Financial entities are also looking to deliver more personalized customer experiences to their customers but struggle as they encounter patchy and segmented data. NCBA is a financial services institution that handles this challenge by adopting various customer experience platforms to enable the organization to follow the customer journey from beginning to end. Through this approach, they are able to derive insights into customer patterns and improve experiences for their clients.
Best practices of data governance in the banking sector
Understand and apply regulatory compliance best practices
Data privacy scrutiny is increasing, particularly for personally identifiable information, due to the gravity and frequency of data breaches across industries. Current and future legislation is geared toward the protection of consumers and offering them control over their data privacy.
A key component of successful data governance in banking becomes guaranteeing that your organization is compliant with all regulations it is subject to. Regular self-audits of data platforms and operations help both customers and regulatory authorities feel at ease with your data management practices.
Focus on implementation
The quality of data governance implementation determines how successful data governance procedures will be over the longer term. To get started, financial institutions should thoroughly understand the regulations and compliance issues they face to assist them in pinpointing the limitations of their current data governance processes.
Throughout the implementation process, data should be treated as an asset; an asset mindset ensures that data is cared for and protected. Additionally, every leadership team member within a banking institution should possess working knowledge of data governance plans and how they relate to their teams’ daily operations.
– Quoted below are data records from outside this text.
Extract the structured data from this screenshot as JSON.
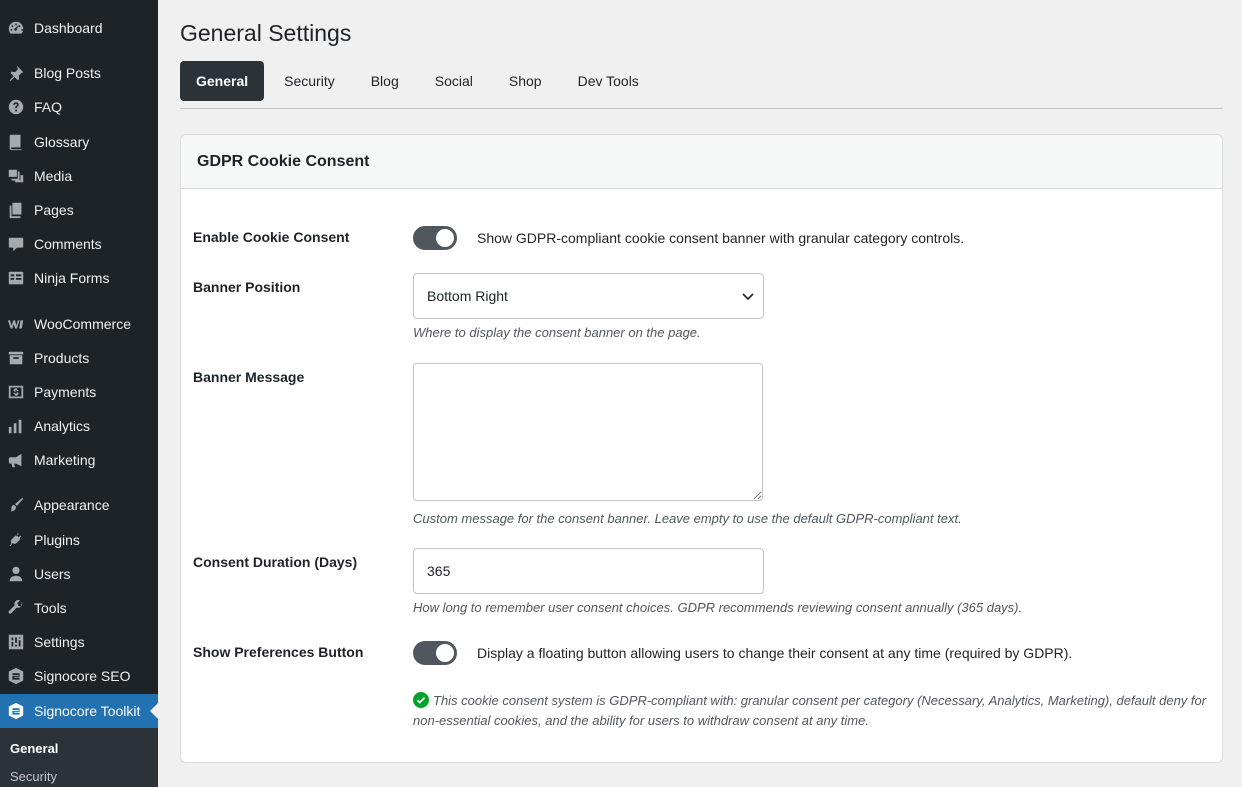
{
  "sidebar": {
    "items": [
      {
        "label": "Dashboard",
        "icon": "dashboard-icon"
      },
      {
        "label": "Blog Posts",
        "icon": "pin-icon"
      },
      {
        "label": "FAQ",
        "icon": "help-icon"
      },
      {
        "label": "Glossary",
        "icon": "book-icon"
      },
      {
        "label": "Media",
        "icon": "media-icon"
      },
      {
        "label": "Pages",
        "icon": "pages-icon"
      },
      {
        "label": "Comments",
        "icon": "comments-icon"
      },
      {
        "label": "Ninja Forms",
        "icon": "forms-icon"
      },
      {
        "label": "WooCommerce",
        "icon": "woocommerce-icon"
      },
      {
        "label": "Products",
        "icon": "archive-icon"
      },
      {
        "label": "Payments",
        "icon": "payments-icon"
      },
      {
        "label": "Analytics",
        "icon": "bar-chart-icon"
      },
      {
        "label": "Marketing",
        "icon": "megaphone-icon"
      },
      {
        "label": "Appearance",
        "icon": "brush-icon"
      },
      {
        "label": "Plugins",
        "icon": "plug-icon"
      },
      {
        "label": "Users",
        "icon": "user-icon"
      },
      {
        "label": "Tools",
        "icon": "wrench-icon"
      },
      {
        "label": "Settings",
        "icon": "settings-icon"
      },
      {
        "label": "Signocore SEO",
        "icon": "signocore-logo-icon"
      },
      {
        "label": "Signocore Toolkit",
        "icon": "signocore-gear-icon"
      }
    ],
    "submenu": [
      {
        "label": "General"
      },
      {
        "label": "Security"
      }
    ]
  },
  "page": {
    "title": "General Settings",
    "tabs": [
      {
        "label": "General"
      },
      {
        "label": "Security"
      },
      {
        "label": "Blog"
      },
      {
        "label": "Social"
      },
      {
        "label": "Shop"
      },
      {
        "label": "Dev Tools"
      }
    ]
  },
  "panel": {
    "title": "GDPR Cookie Consent",
    "enable_consent": {
      "label": "Enable Cookie Consent",
      "description": "Show GDPR-compliant cookie consent banner with granular category controls.",
      "enabled": true
    },
    "banner_position": {
      "label": "Banner Position",
      "value": "Bottom Right",
      "help": "Where to display the consent banner on the page."
    },
    "banner_message": {
      "label": "Banner Message",
      "value": "",
      "help": "Custom message for the consent banner. Leave empty to use the default GDPR-compliant text."
    },
    "consent_duration": {
      "label": "Consent Duration (Days)",
      "value": "365",
      "help": "How long to remember user consent choices. GDPR recommends reviewing consent annually (365 days)."
    },
    "preferences_button": {
      "label": "Show Preferences Button",
      "description": "Display a floating button allowing users to change their consent at any time (required by GDPR).",
      "enabled": true
    },
    "compliance_note": "This cookie consent system is GDPR-compliant with: granular consent per category (Necessary, Analytics, Marketing), default deny for non-essential cookies, and the ability for users to withdraw consent at any time."
  },
  "colors": {
    "sidebar_bg": "#1d2327",
    "active_menu": "#2271b1",
    "tab_active_bg": "#2c3338",
    "toggle_on": "#50575e",
    "success_green": "#00a32a"
  }
}
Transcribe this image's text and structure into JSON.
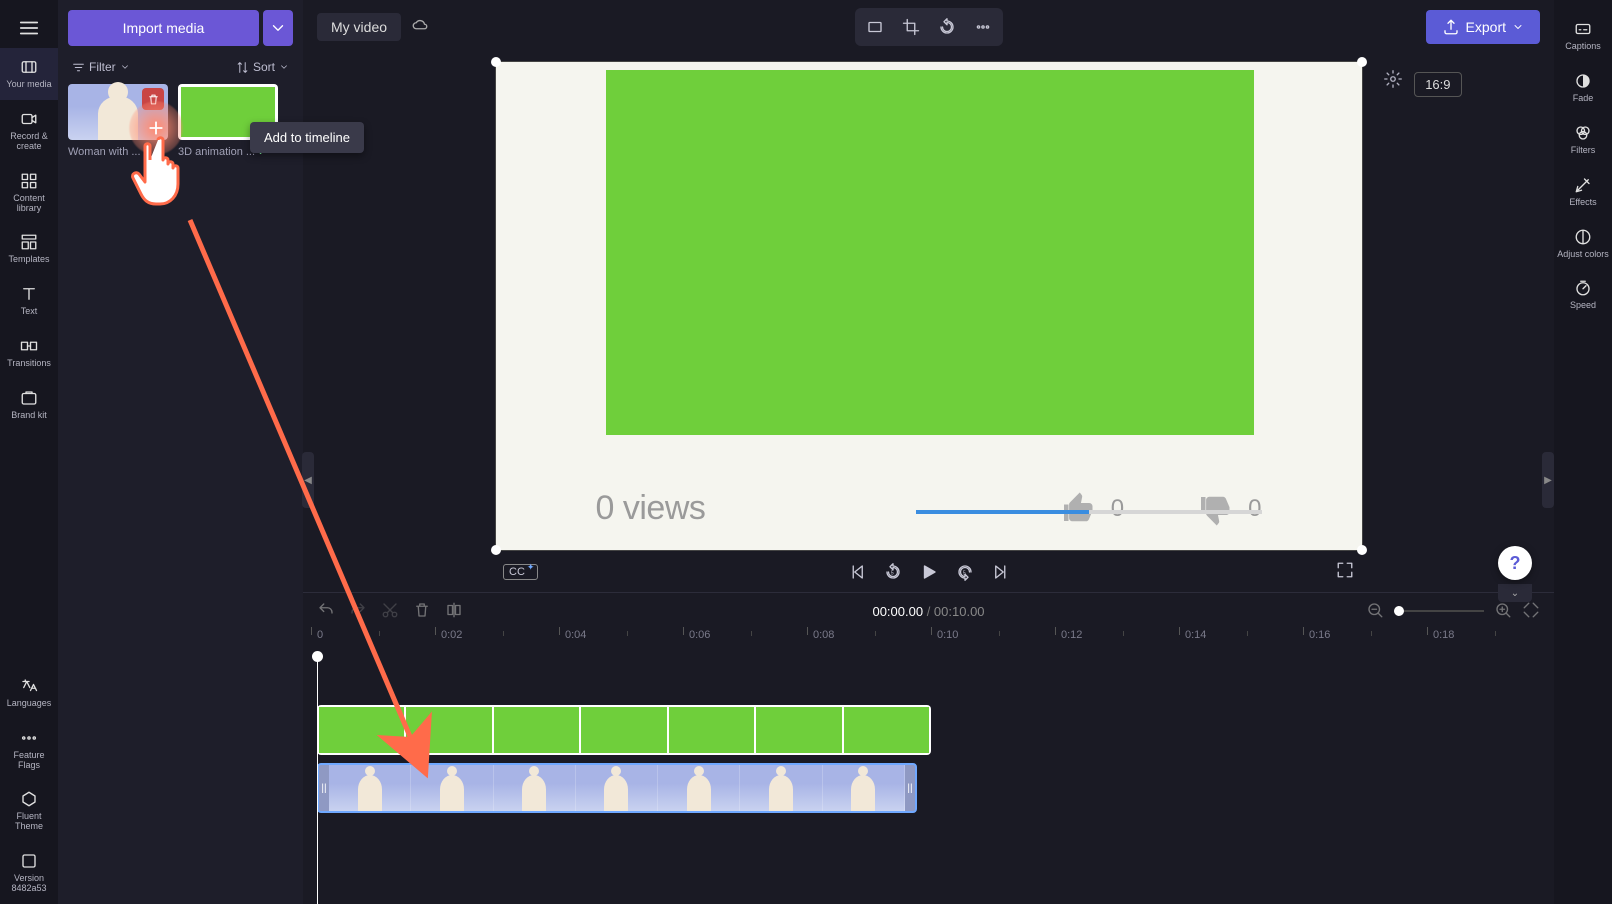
{
  "topbar": {
    "title": "My video",
    "export_label": "Export",
    "aspect_ratio": "16:9"
  },
  "import": {
    "button": "Import media"
  },
  "filters": {
    "filter_label": "Filter",
    "sort_label": "Sort"
  },
  "media": {
    "items": [
      {
        "label": "Woman with ..."
      },
      {
        "label": "3D animation ..."
      }
    ],
    "tooltip": "Add to timeline"
  },
  "left_rail": {
    "items": [
      "Your media",
      "Record & create",
      "Content library",
      "Templates",
      "Text",
      "Transitions",
      "Brand kit"
    ],
    "bottom": [
      "Languages",
      "Feature Flags",
      "Fluent Theme",
      "Version 8482a53"
    ]
  },
  "right_rail": {
    "items": [
      "Captions",
      "Fade",
      "Filters",
      "Effects",
      "Adjust colors",
      "Speed"
    ]
  },
  "preview": {
    "views_text": "0 views",
    "like_count": "0",
    "dislike_count": "0"
  },
  "playback": {
    "cc_label": "CC"
  },
  "timeline": {
    "current": "00:00.00",
    "total": "00:10.00",
    "ticks": [
      "0",
      "0:02",
      "0:04",
      "0:06",
      "0:08",
      "0:10",
      "0:12",
      "0:14",
      "0:16",
      "0:18"
    ]
  },
  "help": {
    "label": "?"
  }
}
Routinely monitor key metrics
Once implementation is done right, the success of data governance procedures should be periodically evaluated by monitoring various performance metrics. Some important metrics to monitor include data quality scores and the frequency of risk and security incidents. These metrics should also inform you of any problems and can offer insight into cost-cutting and profitability.
Evolving data governance over time
Data governance is a continuous process, especially in organizations like financial institutions, where datasets are complex and highly regulated. To keep your governance initiatives effective and relevant, make sure that they evolve with your organization. Evaluating your data governance program on a regular basis ensures that the program addresses your pain points, even as internal objectives and external risk factors change.